Syntactic Analysis (Parser)

Overview

The Parser (also called Syntax Analyzer) is the second phase of compilation. It takes the flat list of tokens from the Scanner and organizes them into a hierarchical Abstract Syntax Tree (AST) according to the language grammar.

Analogy: Like diagramming a sentence in grammar class.“The cat eats fish” →

  Sentence
  ├── Subject: "The cat"
  └── Predicate
      ├── Verb: "eats"
      └── Object: "fish"

Grammar Rules

The parser follows this context-free grammar:

program     → statement*
statement   → declaration | print_stmt
declaration → "let" IDENTIFIER "=" expression ";"
print_stmt  → "print" expression ";"
expression  → addition
addition    → multiplication (("+ " | "-") multiplication)*
multiplication → primary (("*" | "/") primary)*
primary     → NUMBER | IDENTIFIER | "(" expression ")"
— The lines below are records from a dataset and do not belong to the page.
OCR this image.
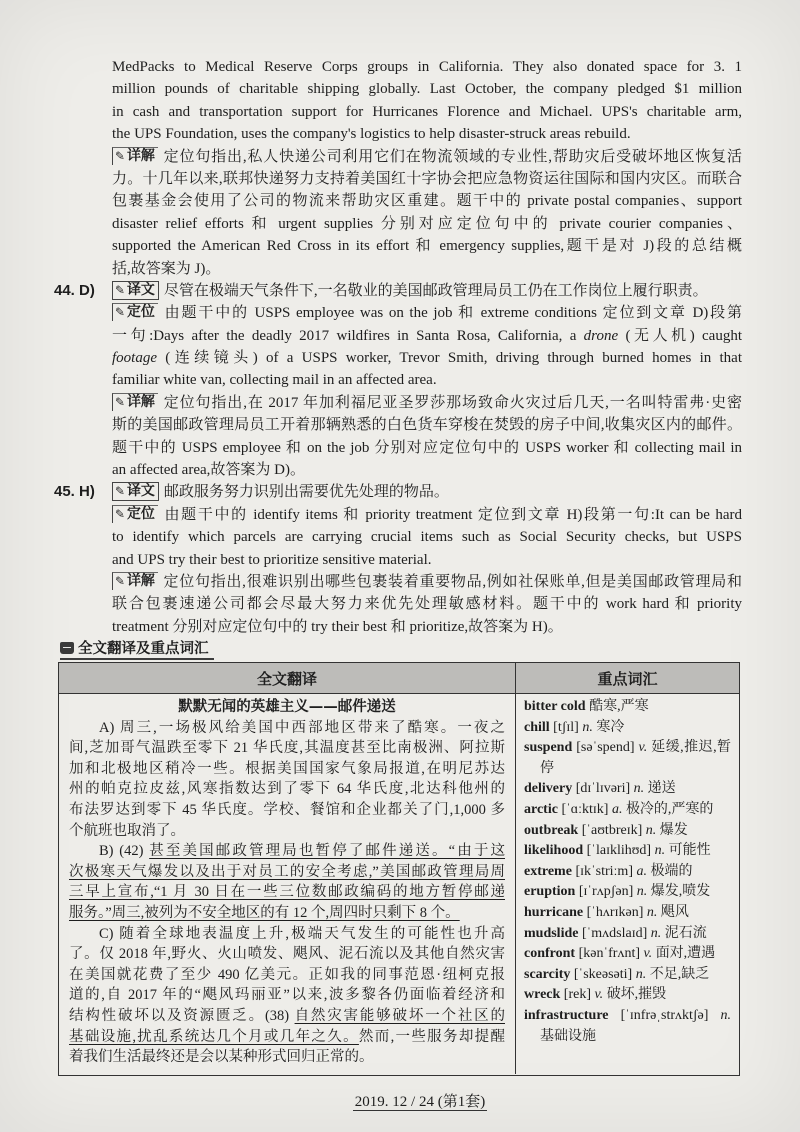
MedPacks to Medical Reserve Corps groups in California. They also donated space for 3. 1
million pounds of charitable shipping globally. Last October, the company pledged $1 million
in cash and transportation support for Hurricanes Florence and Michael. UPS's charitable arm,
the UPS Foundation, uses the company's logistics to help disaster-struck areas rebuild.
✎ 详解 定位句指出,私人快递公司利用它们在物流领域的专业性,帮助灾后受破坏地区恢复活
力。十几年以来,联邦快递努力支持着美国红十字协会把应急物资运往国际和国内灾区。而联合
包裹基金会使用了公司的物流来帮助灾区重建。题干中的 private postal companies、support
disaster relief efforts 和 urgent supplies 分别对应定位句中的 private courier companies、
supported the American Red Cross in its effort 和 emergency supplies,题干是对 J)段的总结概
括,故答案为 J)。
44. D) ✎ 译文 尽管在极端天气条件下,一名敬业的美国邮政管理局员工仍在工作岗位上履行职责。
✎ 定位 由题干中的 USPS employee was on the job 和 extreme conditions 定位到文章 D)段第
一句:Days after the deadly 2017 wildfires in Santa Rosa, California, a drone (无人机) caught
footage (连续镜头) of a USPS worker, Trevor Smith, driving through burned homes in that
familiar white van, collecting mail in an affected area.
✎ 详解 定位句指出,在 2017 年加利福尼亚圣罗莎那场致命火灾过后几天,一名叫特雷弗·史密
斯的美国邮政管理局员工开着那辆熟悉的白色货车穿梭在焚毁的房子中间,收集灾区内的邮件。
题干中的 USPS employee 和 on the job 分别对应定位句中的 USPS worker 和 collecting mail in
an affected area,故答案为 D)。
45. H) ✎ 译文 邮政服务努力识别出需要优先处理的物品。
✎ 定位 由题干中的 identify items 和 priority treatment 定位到文章 H)段第一句:It can be hard
to identify which parcels are carrying crucial items such as Social Security checks, but USPS
and UPS try their best to prioritize sensitive material.
✎ 详解 定位句指出,很难识别出哪些包裹装着重要物品,例如社保账单,但是美国邮政管理局和
联合包裹速递公司都会尽最大努力来优先处理敏感材料。题干中的 work hard 和 priority
treatment 分别对应定位句中的 try their best 和 prioritize,故答案为 H)。
全文翻译及重点词汇
全文翻译	重点词汇
默默无闻的英雄主义——邮件递送
A) 周三,一场极风给美国中西部地区带来了酷寒。一夜之
间,芝加哥气温跌至零下 21 华氏度,其温度甚至比南极洲、阿拉斯
加和北极地区稍冷一些。根据美国国家气象局报道,在明尼苏达
州的帕克拉皮兹,风寒指数达到了零下 64 华氏度,北达科他州的
布法罗达到零下 45 华氏度。学校、餐馆和企业都关了门,1,000 多
个航班也取消了。
B) (42) 甚至美国邮政管理局也暂停了邮件递送。“由于这
次极寒天气爆发以及出于对员工的安全考虑,”美国邮政管理局周
三早上宣布,“1 月 30 日在一些三位数邮政编码的地方暂停邮递
服务。”周三,被列为不安全地区的有 12 个,周四时只剩下 8 个。
C) 随着全球地表温度上升,极端天气发生的可能性也升高
了。仅 2018 年,野火、火山喷发、飓风、泥石流以及其他自然灾害
在美国就花费了至少 490 亿美元。正如我的同事范恩·纽柯克报
道的,自 2017 年的“飓风玛丽亚”以来,波多黎各仍面临着经济和
结构性破坏以及资源匮乏。(38) 自然灾害能够破坏一个社区的
基础设施,扰乱系统达几个月或几年之久。然而,一些服务却提醒
着我们生活最终还是会以某种形式回归正常的。
bitter cold 酷寒,严寒
chill [tʃɪl] n. 寒冷
suspend [səˈspend] v. 延缓,推迟,暂停
delivery [dɪˈlɪvəri] n. 递送
arctic [ˈɑːktɪk] a. 极冷的,严寒的
outbreak [ˈaʊtbreɪk] n. 爆发
likelihood [ˈlaɪklihʊd] n. 可能性
extreme [ɪkˈstriːm] a. 极端的
eruption [ɪˈrʌpʃən] n. 爆发,喷发
hurricane [ˈhʌrɪkən] n. 飓风
mudslide [ˈmʌdslaɪd] n. 泥石流
confront [kənˈfrʌnt] v. 面对,遭遇
scarcity [ˈskeəsəti] n. 不足,缺乏
wreck [rek] v. 破坏,摧毁
infrastructure [ˈɪnfrəˌstrʌktʃə] n. 基础设施
2019. 12 / 24 (第1套)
Operator Precedence is encoded by nesting depth:

primary (highest precedence) - literals, variables, parentheses
multiplication - * and /
addition (lowest precedence) - + and -

This ensures 3 + 4 * 2 parses as 3 + (4 * 2), not (3 + 4) * 2.

AST Node Types

The parser constructs these node types:

Expression Nodes

NumeroLiteral
Identificador
ExpresionBinaria
ExpresionAgrupada

Represents a numeric constant.

@dataclass
class NumeroLiteral(Expresion):
    token: Token  # Original token (for position info)
    valor: int    # The numeric value

Example:

42  →  NumeroLiteral(token=Token(...), valor=42)

Represents a variable reference.

@dataclass
class Identificador(Expresion):
    token: Token  # Original token
    nombre: str   # Variable name

Example:

x  →  Identificador(token=Token(...), nombre='x')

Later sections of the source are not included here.